In 2006, Pearson left the Texas Department of Public Safety to go into the private sector, to work for a company that sold fire trucks and equipment. He remained active in Jasper’s civic life, becoming the town’s volunteer fire chief in 2009.
He and his wife, Sandy, enjoyed the small town where, even as an interracial couple, they encountered “zero trouble” with racial tensions. Pearson, who is white, said she would defend the town when outsiders brought up the stigma it has faced since Byrd’s killing.
Pearson said she now feels different. “I never realized in my life that people could have so much hate,” she said, “People are just eat up with hate.”
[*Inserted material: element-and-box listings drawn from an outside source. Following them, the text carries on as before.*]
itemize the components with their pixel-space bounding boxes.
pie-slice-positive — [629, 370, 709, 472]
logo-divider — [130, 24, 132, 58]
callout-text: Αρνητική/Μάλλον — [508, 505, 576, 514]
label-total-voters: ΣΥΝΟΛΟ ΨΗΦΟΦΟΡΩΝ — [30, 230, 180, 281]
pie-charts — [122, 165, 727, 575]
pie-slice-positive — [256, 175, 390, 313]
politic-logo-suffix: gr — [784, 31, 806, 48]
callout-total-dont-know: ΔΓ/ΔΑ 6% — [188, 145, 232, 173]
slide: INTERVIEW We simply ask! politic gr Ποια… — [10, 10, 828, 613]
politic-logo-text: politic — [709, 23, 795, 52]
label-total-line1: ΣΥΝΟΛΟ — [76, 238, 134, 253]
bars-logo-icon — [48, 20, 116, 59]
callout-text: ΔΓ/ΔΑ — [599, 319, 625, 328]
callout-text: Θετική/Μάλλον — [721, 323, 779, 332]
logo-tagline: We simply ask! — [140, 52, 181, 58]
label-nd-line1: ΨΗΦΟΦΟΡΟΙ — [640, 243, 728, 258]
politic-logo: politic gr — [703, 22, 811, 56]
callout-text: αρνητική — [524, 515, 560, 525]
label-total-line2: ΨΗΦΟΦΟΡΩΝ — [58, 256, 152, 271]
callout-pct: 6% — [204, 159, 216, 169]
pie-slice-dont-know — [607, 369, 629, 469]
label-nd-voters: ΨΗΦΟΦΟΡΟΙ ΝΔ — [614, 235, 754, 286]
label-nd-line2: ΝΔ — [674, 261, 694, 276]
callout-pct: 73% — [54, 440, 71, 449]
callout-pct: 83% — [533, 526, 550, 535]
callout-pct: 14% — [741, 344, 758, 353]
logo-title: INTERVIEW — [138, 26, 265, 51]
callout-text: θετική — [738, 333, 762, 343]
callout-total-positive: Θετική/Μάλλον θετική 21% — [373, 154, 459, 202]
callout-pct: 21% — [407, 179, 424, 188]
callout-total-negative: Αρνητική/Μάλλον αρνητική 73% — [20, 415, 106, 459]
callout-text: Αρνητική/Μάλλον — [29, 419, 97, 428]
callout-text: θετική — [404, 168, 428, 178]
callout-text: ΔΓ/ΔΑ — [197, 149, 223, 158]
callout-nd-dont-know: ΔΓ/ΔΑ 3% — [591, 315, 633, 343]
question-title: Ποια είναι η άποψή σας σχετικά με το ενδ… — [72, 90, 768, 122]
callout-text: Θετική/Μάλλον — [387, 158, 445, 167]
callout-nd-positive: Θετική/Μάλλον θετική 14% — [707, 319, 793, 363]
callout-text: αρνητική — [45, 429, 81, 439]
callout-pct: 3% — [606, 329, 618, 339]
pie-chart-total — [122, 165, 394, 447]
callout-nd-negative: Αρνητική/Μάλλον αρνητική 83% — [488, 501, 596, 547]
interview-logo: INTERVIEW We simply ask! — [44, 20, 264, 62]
As residents organized to recall the City Council members who had appointed Pearson, the rhetoric took a nasty turn. One image that made the rounds online was a Photoshopped Trojan condom advertisement. Pearson’s headshot appeared between pictures of President Obama and Michelle Obama and two black Jasper City Council members. Underneath it said: “Could things have turned out better ... had their parents listened ????”
Lance Caraway, a leader of the recall efforts who created the image, said it was done in jest. “I like to poke fun,” he said. “There’s no dark secret heinous wish for anybody to die.”
Caraway also made a public Facebook posting after Pearson’s appointment — what he referred to as his “famous ‘stupid n-word comment’” — that offended members of the town’s black community. He said he regretted his word choice and that he was not a “white pointy hat-wearing racist.”
Pearson’s critics, including Mayor Mike Lout, said they believe the City Council passed over better candidates to give the job to Pearson. They point to a scorecard used to rate police chief candidates based on criteria including past chief experience, advanced degrees and municipal service, in which Pearson ranked last among finalists. They also bring up a 1990 arrest on an allegation of writing a check with insufficient funds and a background check the city did in which a former employer spoke unfavorably of Pearson. Cade Bernsen, Pearson’s lawyer, said the rankings were purposely devised to discredit Pearson, who has 22 years of experience as a state trooper, and the scoring system had never been used before to evaluate candidates.
Pearson has filed a complaint with the U.S. Equal Employment and Opportunity Commission over the rankings and other discriminatory treatment he said he received as an applicant and while he was chief. He plans to amend the complaint to include a charge of retaliation.
Since Pearson’s firing, Lout said that he had not received a “negative comment from anyone,” black or white.
“Pearson and his attorneys have done everything they can trying to make this a racial situation and trying to tie it to the James Byrd deal,” Lout said. “I find it tragic that they would try to use a very terrible crime, a heinous crime, for their political gain.”
Pearson views the situation differently. “It was a big step to show people we were raising up out of the ashes,” he said of his appointment. “Now we’ve been kicked back down again.
The conflict comes as the demographics of Jasper are changing. According to census numbers, since 2000, the percentage of blacks within the city limits has hovered around 44 percent. In the last 10 years the white population has dropped, to 46 percent from 48, as has the total population, to 7,600 from about 8,200.
Whites have always dominated city politics, said Guy James Gray, who served as Jasper County district attorney while Pearson was a highway patrolman and prosecuted all three defendants in the Byrd case. That has changed as the black population living within the city limits has grown, he said.
The resulting struggle for political control, Gray said, has happened without leaders on either side working together.
Gray remembered Pearson as a “reasonably adequate” officer, he said. “Not great, not bad.”
Even so, Gray shrugged off arguments that Pearson was not qualified to be police chief. Gray said both Pearson’s hiring and his firing were driven by race.
“He may have some glitches on his record,” Gray said, “but there are often police chiefs appointed who have glitches on their record.”